One-time costs related to the refinancing are expected to be approximately EUR 24.0 million in 2015. Total cash outflow related to the refinancing is expected to be approximately EUR 62.0 million. With the refinancing of these facilities a large part of the Company’s variable interest rate instruments will be replaced by fixed rate instruments.
The Company’s total annual interest costs going forward are expected to amount to approximately EUR 20 million, a decrease of over 50% compared to 2014.
Upon completion, Refresco Gerber targets a leverage ratio of approximately 2.5. The refinancing will provide sufficient headroom for Refresco Gerber to continue to execute its growth strategy of providing a high quality bottling platform to meet customer needs in each of the countries they operate and a pro-active approach towards consolidation.
Next financial reporting:
First quarter 2015 results Thursday May 21, 2015
Fourth quarter and full year highlights
|Key figures (in millions of euros)||Q4 2014 un-audited||Q4 2013 un-audited||FY 2014||FY 2013|
|Sales in litres (millions of litres)||1,387.1||1,214.2||5,968.9||5,054.0|
|Gross profit margin per litre (euro cents)||14.9||12.7||14.2||12.2|
|Merger, restructuring and other one-time costs||(3.8)||(19.8)||(13.6)||(29.0)|
|Net profit / (loss)||4.8||(35.7)||38.7||(28.9)|
|Cash and cash equivalents at the end of the period||96.6||85.6||96.6||85.6|
CEO Hans Roelofs
“2014 was a successful year for Refresco Gerber in many respects. We are pleased to report strong operating results and cash flow as well as significant synergies from the merger of Refresco and Gerber Emig which took place in November 2013.
We took a big leap forward in our operations and financial results. The merger expanded our manufacturing footprint and we now provide our customers access to more markets, products, packaging formats and innovations. At the same time the merger has enabled us to further professionalize our organisation and realize scale and efficiency synergies, cost advantages and commercial opportunities – all contributing to strong profits for the year. The merger also resulted in a significant increase in volume and revenue, although in certain markets and categories underlying private label volumes were slightly under pressure throughout the year.

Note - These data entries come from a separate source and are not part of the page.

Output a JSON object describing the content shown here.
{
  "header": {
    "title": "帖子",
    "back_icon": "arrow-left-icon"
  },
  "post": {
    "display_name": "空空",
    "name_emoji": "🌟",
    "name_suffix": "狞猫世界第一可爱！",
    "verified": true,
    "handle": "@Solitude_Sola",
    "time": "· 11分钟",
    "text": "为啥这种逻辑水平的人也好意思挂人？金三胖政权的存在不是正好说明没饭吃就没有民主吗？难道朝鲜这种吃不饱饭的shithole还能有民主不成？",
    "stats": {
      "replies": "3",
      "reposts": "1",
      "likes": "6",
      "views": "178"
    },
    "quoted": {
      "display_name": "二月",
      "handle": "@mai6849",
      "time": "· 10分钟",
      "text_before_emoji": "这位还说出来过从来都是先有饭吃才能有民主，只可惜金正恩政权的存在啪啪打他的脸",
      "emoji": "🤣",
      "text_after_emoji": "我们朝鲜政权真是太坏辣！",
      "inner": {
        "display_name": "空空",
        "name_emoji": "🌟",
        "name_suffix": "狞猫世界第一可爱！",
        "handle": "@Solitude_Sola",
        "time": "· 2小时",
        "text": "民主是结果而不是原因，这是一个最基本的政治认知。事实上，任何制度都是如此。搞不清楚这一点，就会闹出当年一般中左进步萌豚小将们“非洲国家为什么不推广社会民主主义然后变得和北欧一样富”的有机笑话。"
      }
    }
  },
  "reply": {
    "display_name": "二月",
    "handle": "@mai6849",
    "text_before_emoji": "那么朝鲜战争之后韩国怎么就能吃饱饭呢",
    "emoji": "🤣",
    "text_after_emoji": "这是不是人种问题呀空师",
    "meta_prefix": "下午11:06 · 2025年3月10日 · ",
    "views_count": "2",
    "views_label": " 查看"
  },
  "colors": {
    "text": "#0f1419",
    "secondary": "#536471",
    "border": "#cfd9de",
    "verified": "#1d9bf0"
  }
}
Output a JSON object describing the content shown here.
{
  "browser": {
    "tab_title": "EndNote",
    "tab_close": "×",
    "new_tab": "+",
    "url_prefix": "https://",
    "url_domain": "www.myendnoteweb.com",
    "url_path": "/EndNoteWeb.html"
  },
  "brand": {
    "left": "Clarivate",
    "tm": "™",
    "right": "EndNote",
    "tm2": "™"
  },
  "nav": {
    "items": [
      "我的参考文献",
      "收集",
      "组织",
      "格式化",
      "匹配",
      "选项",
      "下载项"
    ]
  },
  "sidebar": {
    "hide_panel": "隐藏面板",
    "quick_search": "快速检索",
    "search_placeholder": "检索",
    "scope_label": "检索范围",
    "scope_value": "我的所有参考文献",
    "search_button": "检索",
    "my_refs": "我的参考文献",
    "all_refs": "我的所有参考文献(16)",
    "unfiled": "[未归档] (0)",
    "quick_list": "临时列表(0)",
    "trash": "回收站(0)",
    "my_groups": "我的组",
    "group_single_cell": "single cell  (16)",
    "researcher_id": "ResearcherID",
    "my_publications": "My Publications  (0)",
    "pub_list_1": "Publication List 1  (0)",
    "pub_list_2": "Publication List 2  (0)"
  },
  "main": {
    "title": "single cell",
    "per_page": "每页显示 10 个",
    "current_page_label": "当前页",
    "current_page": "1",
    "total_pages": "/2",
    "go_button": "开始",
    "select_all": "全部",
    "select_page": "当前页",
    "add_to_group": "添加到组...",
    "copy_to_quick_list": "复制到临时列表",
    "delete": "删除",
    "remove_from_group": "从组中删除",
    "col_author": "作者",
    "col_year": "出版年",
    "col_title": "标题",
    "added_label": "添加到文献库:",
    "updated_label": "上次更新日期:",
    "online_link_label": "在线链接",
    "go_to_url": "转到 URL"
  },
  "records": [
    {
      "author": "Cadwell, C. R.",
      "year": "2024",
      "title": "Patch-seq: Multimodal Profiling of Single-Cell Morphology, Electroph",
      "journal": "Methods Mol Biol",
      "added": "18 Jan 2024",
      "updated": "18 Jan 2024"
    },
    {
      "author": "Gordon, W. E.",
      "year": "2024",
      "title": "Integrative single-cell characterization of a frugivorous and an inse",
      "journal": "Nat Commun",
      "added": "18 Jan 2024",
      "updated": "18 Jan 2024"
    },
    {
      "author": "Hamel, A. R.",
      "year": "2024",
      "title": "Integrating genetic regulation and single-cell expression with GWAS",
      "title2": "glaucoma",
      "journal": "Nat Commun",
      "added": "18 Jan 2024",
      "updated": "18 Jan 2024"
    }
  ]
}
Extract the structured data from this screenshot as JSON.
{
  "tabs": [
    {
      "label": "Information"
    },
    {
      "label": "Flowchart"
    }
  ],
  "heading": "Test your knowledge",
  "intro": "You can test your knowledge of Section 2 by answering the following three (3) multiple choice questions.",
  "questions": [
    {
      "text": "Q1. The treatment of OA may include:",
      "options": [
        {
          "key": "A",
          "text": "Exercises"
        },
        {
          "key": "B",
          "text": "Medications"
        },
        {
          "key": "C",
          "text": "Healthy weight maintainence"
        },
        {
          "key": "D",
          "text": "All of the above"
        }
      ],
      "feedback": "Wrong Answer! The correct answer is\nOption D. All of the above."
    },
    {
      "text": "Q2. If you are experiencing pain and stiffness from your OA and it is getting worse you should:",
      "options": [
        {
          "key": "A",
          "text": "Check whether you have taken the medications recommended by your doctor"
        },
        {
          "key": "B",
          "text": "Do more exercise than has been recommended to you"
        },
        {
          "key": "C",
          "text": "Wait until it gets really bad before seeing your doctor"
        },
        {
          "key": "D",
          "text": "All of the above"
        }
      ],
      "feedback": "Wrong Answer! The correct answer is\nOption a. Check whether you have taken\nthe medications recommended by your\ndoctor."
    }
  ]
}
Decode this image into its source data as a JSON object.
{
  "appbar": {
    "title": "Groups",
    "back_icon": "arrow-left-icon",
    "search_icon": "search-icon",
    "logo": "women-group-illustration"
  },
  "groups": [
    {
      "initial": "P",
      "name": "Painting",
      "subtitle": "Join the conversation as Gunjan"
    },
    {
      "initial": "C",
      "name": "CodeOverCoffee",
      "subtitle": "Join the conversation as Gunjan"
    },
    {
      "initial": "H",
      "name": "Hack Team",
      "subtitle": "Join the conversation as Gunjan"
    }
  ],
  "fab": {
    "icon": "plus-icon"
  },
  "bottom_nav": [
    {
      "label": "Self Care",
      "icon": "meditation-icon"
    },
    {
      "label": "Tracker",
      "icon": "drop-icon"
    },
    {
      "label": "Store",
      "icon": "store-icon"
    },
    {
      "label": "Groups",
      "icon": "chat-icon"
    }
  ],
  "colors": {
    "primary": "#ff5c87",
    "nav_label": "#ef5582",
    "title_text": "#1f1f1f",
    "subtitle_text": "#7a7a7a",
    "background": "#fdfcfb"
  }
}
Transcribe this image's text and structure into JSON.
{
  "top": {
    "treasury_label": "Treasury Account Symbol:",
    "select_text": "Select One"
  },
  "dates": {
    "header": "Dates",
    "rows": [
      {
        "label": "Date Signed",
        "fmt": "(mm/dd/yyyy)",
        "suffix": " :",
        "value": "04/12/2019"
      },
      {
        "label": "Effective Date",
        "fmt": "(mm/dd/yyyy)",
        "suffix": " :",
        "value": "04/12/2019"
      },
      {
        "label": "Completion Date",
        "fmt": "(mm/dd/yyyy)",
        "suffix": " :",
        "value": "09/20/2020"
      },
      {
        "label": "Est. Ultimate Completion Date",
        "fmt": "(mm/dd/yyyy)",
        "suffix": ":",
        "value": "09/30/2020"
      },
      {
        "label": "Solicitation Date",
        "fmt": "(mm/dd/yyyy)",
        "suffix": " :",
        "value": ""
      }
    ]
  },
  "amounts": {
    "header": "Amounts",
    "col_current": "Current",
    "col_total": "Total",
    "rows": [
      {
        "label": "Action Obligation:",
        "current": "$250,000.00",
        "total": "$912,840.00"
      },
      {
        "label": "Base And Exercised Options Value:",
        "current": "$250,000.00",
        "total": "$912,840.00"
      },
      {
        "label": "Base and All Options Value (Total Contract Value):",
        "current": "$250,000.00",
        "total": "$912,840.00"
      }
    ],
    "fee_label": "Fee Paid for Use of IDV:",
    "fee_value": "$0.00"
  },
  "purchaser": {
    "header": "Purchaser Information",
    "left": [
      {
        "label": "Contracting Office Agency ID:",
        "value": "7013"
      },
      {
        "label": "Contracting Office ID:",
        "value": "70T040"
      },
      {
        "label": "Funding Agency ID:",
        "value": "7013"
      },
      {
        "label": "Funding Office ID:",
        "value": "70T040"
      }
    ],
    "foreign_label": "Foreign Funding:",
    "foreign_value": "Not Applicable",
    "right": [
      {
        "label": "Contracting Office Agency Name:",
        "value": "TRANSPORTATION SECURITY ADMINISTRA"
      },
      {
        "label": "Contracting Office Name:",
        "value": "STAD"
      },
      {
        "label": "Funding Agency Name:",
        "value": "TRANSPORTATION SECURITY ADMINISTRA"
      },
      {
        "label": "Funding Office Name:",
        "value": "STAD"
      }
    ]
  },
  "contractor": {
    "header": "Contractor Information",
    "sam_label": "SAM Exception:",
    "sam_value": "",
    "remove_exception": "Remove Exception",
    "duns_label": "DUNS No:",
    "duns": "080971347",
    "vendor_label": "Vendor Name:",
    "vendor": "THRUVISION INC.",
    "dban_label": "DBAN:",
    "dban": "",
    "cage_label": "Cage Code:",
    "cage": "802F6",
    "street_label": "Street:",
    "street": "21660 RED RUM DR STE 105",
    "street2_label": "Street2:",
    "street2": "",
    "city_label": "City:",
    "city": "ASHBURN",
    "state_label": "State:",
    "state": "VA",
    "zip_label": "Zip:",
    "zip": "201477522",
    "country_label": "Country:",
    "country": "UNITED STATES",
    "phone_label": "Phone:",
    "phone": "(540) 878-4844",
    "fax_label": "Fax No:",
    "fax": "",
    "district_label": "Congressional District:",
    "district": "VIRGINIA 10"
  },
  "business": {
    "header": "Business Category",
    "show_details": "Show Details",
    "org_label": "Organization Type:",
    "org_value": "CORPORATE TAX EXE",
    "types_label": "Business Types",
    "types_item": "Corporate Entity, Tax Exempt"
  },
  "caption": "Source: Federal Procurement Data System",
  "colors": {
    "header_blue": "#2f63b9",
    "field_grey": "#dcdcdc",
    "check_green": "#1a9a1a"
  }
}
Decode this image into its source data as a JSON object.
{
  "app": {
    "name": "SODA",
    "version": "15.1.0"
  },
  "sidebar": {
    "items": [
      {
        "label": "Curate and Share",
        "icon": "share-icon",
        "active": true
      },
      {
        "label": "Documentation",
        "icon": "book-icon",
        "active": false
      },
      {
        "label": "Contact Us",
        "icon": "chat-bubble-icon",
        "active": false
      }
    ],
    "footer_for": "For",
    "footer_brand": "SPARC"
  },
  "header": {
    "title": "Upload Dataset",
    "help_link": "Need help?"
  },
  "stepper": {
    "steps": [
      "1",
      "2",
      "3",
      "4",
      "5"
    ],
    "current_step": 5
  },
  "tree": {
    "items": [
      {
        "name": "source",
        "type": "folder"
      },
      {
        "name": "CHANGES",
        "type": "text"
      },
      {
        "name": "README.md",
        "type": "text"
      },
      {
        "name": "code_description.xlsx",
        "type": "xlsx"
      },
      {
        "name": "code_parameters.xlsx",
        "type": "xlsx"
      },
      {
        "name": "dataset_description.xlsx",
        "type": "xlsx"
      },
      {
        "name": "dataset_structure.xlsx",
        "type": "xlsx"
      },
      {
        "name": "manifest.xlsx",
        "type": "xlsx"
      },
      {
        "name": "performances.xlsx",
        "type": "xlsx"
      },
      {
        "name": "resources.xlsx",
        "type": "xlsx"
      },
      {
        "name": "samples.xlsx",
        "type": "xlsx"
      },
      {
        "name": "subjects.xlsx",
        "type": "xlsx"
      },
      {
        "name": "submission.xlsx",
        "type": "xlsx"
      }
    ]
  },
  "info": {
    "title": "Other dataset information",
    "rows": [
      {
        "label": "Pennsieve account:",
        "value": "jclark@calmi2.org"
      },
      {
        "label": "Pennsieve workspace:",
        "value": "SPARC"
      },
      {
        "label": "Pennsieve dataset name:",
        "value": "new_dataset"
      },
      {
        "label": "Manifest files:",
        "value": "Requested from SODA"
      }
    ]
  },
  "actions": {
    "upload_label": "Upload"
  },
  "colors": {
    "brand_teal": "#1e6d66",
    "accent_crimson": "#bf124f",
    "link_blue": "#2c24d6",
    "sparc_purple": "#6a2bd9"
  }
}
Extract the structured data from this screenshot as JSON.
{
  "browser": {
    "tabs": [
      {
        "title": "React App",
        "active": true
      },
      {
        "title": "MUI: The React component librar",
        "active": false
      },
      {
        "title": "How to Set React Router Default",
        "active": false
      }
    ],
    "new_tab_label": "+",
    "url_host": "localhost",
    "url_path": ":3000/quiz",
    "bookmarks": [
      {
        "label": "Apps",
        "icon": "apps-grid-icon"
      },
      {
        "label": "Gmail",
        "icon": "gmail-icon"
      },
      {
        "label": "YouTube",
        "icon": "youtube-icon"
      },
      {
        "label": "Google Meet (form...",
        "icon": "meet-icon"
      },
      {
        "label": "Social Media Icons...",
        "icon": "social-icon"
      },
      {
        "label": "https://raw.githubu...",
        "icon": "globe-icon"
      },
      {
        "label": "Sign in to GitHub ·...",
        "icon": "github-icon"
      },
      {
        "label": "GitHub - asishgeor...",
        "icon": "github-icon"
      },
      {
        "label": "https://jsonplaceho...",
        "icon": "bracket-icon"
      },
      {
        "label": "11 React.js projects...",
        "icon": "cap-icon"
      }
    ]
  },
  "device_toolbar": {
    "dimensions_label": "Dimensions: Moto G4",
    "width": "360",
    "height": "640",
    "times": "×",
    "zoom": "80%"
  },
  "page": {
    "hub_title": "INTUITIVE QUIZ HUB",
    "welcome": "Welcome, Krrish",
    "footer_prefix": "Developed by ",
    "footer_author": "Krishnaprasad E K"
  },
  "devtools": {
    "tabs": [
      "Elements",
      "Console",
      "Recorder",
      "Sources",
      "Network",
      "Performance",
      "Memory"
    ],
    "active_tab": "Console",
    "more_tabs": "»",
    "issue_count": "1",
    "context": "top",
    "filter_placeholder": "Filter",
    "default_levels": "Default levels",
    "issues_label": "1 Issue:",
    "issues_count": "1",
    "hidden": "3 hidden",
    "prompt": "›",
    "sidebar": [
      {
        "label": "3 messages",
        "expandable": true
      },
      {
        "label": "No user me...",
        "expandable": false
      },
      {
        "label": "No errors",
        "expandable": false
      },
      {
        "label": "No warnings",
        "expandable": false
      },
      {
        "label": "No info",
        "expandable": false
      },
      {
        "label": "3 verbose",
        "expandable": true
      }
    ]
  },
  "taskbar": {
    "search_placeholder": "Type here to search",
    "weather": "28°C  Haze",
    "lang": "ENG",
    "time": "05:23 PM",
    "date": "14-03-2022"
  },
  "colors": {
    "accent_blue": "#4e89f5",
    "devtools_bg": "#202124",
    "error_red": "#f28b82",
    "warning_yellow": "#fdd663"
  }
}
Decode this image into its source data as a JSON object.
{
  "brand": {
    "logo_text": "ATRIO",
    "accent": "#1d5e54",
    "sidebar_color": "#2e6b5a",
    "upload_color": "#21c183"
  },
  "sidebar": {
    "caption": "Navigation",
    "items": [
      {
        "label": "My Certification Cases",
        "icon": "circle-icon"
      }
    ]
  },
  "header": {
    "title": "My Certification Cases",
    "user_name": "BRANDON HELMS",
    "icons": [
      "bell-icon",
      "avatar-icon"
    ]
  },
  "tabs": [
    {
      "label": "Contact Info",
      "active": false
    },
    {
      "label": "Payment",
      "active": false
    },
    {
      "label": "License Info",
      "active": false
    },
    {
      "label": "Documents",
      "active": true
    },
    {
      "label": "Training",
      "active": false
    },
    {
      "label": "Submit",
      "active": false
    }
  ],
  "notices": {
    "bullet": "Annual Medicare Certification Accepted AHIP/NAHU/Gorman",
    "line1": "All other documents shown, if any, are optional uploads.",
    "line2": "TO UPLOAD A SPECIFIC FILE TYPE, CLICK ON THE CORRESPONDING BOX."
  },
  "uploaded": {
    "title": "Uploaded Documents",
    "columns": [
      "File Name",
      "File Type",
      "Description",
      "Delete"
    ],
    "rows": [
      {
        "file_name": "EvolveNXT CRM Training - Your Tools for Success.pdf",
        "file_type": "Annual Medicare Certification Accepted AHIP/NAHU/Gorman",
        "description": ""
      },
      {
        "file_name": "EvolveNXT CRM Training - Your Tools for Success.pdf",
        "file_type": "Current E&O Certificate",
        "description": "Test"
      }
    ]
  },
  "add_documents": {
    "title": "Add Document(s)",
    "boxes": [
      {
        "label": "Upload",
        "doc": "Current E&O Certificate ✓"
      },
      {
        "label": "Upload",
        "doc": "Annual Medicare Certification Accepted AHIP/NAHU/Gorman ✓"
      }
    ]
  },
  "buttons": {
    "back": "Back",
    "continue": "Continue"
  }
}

We have today announced Refresco Gerber’s intention to launch an Initial Public Offering and listing on Euronext Amsterdam. Over the last few months we have been exploring the alternatives that will enable us to best capture the private label and contract manufacturing growth opportunities we see in our industry. Following a comprehensive review of all options, a stock exchange listing providing us full access to equity capital markets has proven to be the most logical step to support us in effectively implementing our strategy going forward. We are looking forward to the opportunities a listing on Euronext Amsterdam can bring.”